The one-band hyperboloid represents a rotation figure. To construct it, it is necessary to follow a certain technique. At first half shafts, then, hyperboles and ellipses are drawn. Connection of all these elements will help to make already spatial figure.
It is required to you
- - pencil,
- - paper,
- - mathematical reference book.
Instruction
1. Represent a hyperbole in the Xoz plane. For this purpose draw two half shafts coinciding with axis y (valid half shaft) and with axis z (imaginary half shaft). Construct on the basis of them a hyperbole.

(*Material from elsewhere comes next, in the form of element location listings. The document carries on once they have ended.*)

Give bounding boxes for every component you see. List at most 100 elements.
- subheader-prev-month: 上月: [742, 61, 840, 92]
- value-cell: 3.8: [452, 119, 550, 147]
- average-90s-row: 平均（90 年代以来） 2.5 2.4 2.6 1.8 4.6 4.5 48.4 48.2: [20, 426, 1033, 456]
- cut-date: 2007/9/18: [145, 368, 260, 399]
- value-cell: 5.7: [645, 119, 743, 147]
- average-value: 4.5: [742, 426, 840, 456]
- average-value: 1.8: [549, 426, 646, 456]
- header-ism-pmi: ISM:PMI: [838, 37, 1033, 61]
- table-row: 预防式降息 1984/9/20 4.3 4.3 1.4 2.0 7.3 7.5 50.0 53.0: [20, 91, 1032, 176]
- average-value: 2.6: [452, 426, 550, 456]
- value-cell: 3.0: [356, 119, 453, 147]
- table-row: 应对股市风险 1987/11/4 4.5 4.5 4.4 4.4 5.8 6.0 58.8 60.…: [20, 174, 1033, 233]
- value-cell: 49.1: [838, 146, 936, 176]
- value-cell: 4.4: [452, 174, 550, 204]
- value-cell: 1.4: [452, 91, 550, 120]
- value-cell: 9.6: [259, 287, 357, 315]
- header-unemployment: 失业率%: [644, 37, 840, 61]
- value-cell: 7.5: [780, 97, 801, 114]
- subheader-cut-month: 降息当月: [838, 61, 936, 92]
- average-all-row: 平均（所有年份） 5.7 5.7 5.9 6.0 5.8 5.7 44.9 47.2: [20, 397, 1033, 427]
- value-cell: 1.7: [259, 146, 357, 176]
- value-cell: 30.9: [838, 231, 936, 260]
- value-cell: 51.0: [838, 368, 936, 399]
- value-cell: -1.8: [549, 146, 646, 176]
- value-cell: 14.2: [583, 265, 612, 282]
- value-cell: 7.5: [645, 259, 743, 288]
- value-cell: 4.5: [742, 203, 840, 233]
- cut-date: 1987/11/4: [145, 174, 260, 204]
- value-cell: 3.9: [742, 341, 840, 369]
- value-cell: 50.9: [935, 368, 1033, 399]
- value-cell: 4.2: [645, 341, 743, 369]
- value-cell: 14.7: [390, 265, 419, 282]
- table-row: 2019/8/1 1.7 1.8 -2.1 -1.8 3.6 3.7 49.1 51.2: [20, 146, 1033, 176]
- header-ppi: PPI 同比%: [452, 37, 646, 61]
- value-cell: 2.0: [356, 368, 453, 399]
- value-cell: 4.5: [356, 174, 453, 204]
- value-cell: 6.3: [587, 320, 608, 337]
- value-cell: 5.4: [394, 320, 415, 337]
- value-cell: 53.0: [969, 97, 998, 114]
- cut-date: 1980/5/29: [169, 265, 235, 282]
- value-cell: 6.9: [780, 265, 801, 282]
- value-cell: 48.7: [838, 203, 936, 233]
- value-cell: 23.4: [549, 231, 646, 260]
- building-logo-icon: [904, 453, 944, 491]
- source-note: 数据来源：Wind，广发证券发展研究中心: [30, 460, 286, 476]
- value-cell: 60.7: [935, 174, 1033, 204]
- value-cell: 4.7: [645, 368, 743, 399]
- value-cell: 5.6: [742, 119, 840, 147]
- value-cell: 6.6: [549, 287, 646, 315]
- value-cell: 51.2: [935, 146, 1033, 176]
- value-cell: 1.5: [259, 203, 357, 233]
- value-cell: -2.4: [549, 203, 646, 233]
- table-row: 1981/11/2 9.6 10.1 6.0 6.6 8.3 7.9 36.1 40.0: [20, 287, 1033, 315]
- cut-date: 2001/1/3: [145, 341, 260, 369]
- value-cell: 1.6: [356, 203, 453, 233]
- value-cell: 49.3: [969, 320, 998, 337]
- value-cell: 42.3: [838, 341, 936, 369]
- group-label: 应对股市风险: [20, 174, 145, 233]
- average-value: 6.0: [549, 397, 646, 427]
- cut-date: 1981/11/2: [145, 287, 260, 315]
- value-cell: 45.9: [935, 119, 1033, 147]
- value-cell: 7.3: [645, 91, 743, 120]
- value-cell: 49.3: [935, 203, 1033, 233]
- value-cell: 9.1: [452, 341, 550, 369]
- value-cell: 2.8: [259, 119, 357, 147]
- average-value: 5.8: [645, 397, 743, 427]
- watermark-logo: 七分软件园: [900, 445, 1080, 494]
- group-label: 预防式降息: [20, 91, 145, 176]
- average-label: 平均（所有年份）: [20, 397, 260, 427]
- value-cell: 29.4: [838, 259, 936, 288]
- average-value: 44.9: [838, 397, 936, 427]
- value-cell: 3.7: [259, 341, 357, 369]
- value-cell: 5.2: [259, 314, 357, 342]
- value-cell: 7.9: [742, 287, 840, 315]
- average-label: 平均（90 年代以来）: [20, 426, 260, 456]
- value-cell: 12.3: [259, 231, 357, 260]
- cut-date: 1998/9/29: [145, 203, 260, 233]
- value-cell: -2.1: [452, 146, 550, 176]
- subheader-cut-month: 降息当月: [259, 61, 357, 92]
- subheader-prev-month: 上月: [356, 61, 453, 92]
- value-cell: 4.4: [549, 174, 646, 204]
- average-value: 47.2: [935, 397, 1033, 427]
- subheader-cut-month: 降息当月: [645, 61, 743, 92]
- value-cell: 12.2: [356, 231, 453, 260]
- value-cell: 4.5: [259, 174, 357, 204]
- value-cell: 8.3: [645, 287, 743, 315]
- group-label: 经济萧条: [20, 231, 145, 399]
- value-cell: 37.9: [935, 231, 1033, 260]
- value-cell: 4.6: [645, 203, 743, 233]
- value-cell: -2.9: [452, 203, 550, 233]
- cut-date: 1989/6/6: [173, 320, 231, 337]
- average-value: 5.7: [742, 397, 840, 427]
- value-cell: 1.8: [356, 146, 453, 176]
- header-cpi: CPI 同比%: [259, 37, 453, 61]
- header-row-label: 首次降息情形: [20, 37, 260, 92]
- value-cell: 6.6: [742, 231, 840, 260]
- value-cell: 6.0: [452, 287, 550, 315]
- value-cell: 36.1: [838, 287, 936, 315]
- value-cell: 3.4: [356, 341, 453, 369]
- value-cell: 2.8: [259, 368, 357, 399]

After that set a certain height of h of a hyperboloid. In end at the level of this assigned altitude draw straight lines which will be parallel to Ox and cross at the same time the schedule of a hyperbole in two points: lower and top.
2. Repeat the above actions in other plane – Oyz. Here construct a hyperbole in which the valid half shaft passes through axis y, and imaginary - coincides with with.
3. Construct a parallelogram in the Oxy plane. For this purpose connect points of schedules of hyperboles. Then draw a throat ellipse taking into account that it fitted into the parallelogram constructed earlier.
4. Repeat the above actions at creation of other ellipses. Finally the drawing of an odnopolostny hyperboloid will be created.
5. The Odnopolostny hyperboloid is described by the represented equation where an and b – valid, with – imaginary half shafts. I.e. its coordinate planes are at the same time also the symmetry planes, and the beginning of coordinates represents the center of symmetry of this spatial figure.